Néanmoins, alors que Koekkoek puisait ses sujets dans les paysages de sa Hollande natale ou sur les berges du Rhin et de la Moselle, Félix Bovie préfère quant à lui, peindre ses vues dans les Ardennes. Par ailleurs, c’est en fréquentant l’atelier de Verboeckhoven[3], qu’il va affiner sa technique et personnaliser son point de vue. On considère généralement que c’est au contact de l’animalier belge, qu’il élaborera une gamme chromatique à laquelle il restera fidèle toute sa vie. Henri Hymans relevait déjà en 1920 que les oeuvres de Bovie étaient "traitées largement et dans des colorations grises rappelant celles de Verboeckhoven"[4].

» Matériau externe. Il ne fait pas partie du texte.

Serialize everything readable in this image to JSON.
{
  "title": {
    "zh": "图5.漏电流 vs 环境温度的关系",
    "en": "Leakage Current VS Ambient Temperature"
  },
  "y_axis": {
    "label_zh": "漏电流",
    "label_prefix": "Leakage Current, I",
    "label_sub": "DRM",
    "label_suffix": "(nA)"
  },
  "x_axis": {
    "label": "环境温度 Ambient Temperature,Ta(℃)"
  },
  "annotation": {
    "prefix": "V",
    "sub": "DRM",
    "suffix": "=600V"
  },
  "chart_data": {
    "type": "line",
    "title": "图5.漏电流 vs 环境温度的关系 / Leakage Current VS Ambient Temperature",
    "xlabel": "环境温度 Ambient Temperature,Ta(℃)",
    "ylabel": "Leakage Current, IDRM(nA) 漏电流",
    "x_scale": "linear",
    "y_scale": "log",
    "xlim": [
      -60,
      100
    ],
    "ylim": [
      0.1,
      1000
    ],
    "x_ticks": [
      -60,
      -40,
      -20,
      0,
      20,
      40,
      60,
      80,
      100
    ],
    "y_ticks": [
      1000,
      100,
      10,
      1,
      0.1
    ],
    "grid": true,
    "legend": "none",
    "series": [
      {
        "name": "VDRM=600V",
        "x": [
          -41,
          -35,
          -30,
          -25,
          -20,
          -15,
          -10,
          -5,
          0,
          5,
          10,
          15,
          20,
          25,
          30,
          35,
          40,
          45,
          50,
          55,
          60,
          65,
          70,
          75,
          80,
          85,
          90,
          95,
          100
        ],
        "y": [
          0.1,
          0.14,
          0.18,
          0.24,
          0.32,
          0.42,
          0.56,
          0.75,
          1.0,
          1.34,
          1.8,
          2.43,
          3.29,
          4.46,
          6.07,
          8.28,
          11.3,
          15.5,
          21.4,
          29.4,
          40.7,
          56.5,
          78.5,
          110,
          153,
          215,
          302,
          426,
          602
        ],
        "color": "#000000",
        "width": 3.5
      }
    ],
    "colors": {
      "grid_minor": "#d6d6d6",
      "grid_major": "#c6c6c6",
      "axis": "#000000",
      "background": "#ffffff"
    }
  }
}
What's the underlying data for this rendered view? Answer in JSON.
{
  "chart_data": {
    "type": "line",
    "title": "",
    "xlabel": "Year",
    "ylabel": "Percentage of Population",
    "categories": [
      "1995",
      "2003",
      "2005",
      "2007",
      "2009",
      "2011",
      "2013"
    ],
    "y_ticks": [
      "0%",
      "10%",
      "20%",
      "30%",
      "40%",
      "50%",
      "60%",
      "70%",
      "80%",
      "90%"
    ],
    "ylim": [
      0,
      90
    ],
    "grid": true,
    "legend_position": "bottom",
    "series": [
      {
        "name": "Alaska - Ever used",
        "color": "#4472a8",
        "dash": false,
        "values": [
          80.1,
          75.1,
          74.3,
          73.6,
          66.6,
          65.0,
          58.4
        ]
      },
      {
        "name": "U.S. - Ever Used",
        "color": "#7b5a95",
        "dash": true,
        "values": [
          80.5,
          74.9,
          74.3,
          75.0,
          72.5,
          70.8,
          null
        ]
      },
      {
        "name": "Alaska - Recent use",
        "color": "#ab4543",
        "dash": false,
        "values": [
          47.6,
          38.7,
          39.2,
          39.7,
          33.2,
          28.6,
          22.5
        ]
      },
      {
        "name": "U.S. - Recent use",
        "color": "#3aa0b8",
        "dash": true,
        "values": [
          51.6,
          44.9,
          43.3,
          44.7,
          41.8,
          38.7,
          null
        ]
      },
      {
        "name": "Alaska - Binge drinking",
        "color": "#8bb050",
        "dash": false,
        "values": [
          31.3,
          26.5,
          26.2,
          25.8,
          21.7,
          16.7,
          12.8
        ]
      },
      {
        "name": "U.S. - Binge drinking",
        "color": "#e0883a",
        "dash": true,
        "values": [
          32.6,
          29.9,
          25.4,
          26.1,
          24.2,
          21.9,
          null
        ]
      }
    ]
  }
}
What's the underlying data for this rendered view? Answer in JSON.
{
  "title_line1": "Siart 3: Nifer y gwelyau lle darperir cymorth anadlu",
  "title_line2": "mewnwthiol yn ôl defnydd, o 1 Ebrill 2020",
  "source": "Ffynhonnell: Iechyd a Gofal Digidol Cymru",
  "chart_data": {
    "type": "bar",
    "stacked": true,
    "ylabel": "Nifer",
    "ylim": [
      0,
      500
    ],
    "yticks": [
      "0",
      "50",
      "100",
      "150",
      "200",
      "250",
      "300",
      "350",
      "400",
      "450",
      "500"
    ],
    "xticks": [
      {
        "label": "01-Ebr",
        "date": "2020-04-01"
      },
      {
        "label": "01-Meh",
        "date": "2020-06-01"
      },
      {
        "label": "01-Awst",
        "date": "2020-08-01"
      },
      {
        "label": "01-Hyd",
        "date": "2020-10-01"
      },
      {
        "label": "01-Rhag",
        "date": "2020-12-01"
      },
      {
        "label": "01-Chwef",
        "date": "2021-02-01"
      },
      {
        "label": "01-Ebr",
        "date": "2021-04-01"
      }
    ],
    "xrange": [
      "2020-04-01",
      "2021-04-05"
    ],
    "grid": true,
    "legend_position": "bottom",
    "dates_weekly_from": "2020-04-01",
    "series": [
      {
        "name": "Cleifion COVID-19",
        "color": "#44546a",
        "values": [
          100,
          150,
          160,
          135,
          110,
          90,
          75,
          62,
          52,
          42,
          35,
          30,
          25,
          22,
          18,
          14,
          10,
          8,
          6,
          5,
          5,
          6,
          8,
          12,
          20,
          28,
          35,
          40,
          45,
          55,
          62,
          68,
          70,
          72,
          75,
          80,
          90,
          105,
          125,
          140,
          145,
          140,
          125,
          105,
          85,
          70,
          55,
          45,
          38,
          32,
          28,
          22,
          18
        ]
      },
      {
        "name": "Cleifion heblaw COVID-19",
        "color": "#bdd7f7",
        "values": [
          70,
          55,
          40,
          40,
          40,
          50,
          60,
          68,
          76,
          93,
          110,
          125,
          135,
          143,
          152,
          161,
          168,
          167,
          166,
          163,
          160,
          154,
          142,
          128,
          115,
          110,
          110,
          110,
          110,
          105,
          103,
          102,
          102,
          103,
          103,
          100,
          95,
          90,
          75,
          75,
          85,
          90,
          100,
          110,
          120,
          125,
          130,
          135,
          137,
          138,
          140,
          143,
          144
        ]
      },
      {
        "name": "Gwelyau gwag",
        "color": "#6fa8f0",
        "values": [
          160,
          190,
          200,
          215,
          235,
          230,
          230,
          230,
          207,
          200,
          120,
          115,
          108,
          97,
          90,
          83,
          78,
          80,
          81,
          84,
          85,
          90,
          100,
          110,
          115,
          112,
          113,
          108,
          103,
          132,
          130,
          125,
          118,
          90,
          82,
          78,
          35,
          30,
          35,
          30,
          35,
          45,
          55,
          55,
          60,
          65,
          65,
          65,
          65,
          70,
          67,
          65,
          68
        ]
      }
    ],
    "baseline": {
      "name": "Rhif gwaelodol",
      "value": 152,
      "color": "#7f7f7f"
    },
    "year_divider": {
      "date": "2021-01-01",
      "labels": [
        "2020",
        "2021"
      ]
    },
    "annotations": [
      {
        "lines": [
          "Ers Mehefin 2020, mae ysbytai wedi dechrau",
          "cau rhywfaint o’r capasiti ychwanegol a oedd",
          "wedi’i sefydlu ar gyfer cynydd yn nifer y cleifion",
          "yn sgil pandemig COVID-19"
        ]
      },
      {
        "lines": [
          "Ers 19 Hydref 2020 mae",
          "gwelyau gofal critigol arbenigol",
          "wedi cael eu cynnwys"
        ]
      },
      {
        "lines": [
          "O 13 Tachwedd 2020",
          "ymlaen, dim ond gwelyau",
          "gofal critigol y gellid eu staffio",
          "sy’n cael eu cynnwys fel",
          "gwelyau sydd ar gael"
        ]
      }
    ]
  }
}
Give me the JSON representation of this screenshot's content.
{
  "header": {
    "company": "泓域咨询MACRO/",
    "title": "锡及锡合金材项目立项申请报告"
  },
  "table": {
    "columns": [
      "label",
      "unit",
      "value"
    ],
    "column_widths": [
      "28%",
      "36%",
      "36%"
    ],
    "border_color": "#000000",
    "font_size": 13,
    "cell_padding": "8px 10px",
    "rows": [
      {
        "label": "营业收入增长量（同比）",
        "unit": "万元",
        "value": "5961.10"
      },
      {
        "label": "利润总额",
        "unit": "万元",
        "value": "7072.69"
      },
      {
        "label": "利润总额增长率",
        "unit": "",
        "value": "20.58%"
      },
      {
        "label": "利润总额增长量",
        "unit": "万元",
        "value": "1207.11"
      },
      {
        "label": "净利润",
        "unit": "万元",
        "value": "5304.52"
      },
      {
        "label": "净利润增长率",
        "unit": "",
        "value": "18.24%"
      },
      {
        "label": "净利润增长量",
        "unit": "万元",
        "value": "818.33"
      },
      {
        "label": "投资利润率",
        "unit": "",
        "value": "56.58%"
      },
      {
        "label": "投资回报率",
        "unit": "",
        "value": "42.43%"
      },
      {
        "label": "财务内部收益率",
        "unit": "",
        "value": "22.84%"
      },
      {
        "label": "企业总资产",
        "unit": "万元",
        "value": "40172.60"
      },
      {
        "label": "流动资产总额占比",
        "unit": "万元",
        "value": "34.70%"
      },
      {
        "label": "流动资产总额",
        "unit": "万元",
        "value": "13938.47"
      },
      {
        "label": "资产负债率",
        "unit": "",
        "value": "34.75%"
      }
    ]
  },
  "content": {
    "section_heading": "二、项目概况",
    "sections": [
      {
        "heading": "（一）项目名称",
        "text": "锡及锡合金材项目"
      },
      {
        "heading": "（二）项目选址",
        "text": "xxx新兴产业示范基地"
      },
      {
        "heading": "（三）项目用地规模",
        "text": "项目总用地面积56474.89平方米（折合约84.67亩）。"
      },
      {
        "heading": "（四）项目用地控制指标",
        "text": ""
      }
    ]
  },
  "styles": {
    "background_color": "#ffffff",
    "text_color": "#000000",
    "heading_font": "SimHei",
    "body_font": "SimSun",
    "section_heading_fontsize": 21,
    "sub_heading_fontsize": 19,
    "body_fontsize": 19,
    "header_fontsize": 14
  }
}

Felix Bovie commence à prendre part aux expositions à dater de 1833, avec déjà la présence des paysages ardennais qui lui tiennent à cœur. Comme il est fréquent à cette époque pour un jeune artiste, ses œuvres sont présentées au côté de celles de ses professeurs.

En 1840, il participe au Salon de Gand, et en 1841 la revue Anversoise NoordStar publie plusieurs de ses eaux-fortes. Bovie contribue ainsi, aux cotés de Fanny Geefs (1807-1883), Paul Lauters[5] (1806-1875) et Henri Gregoir (1818-1853), à un renouveau de l’intérêt pour la gravure, dans un milieu anversois fortement teinté de romantisme[6]. Cette collaboration souligne les relations privilégiés que l’artiste entretient, déjà à cette époque, avec les milieux artistiques et littéraires.

Il fait ses premières expériences d’écriture à l’Académie Vanderhaert, au Cercle des Arts et au sein de la canularesque "Société des Agathopèdes". C’est en 1850, sous le pseudonyme de Martin qu’il publie 5 chansons[7] dans "l’Annulaire agathopédique et saucial". Vers 1860, l’artiste étant dans une position de fortune indépendante, il s’installe au 131 rue Stassart à Ixelles[8], et abandonne la peinture pour se consacrer intégralement à la poésie. Il écrira de nombreuses chansons pour la société vocale d’Ixelles dont il fait partie.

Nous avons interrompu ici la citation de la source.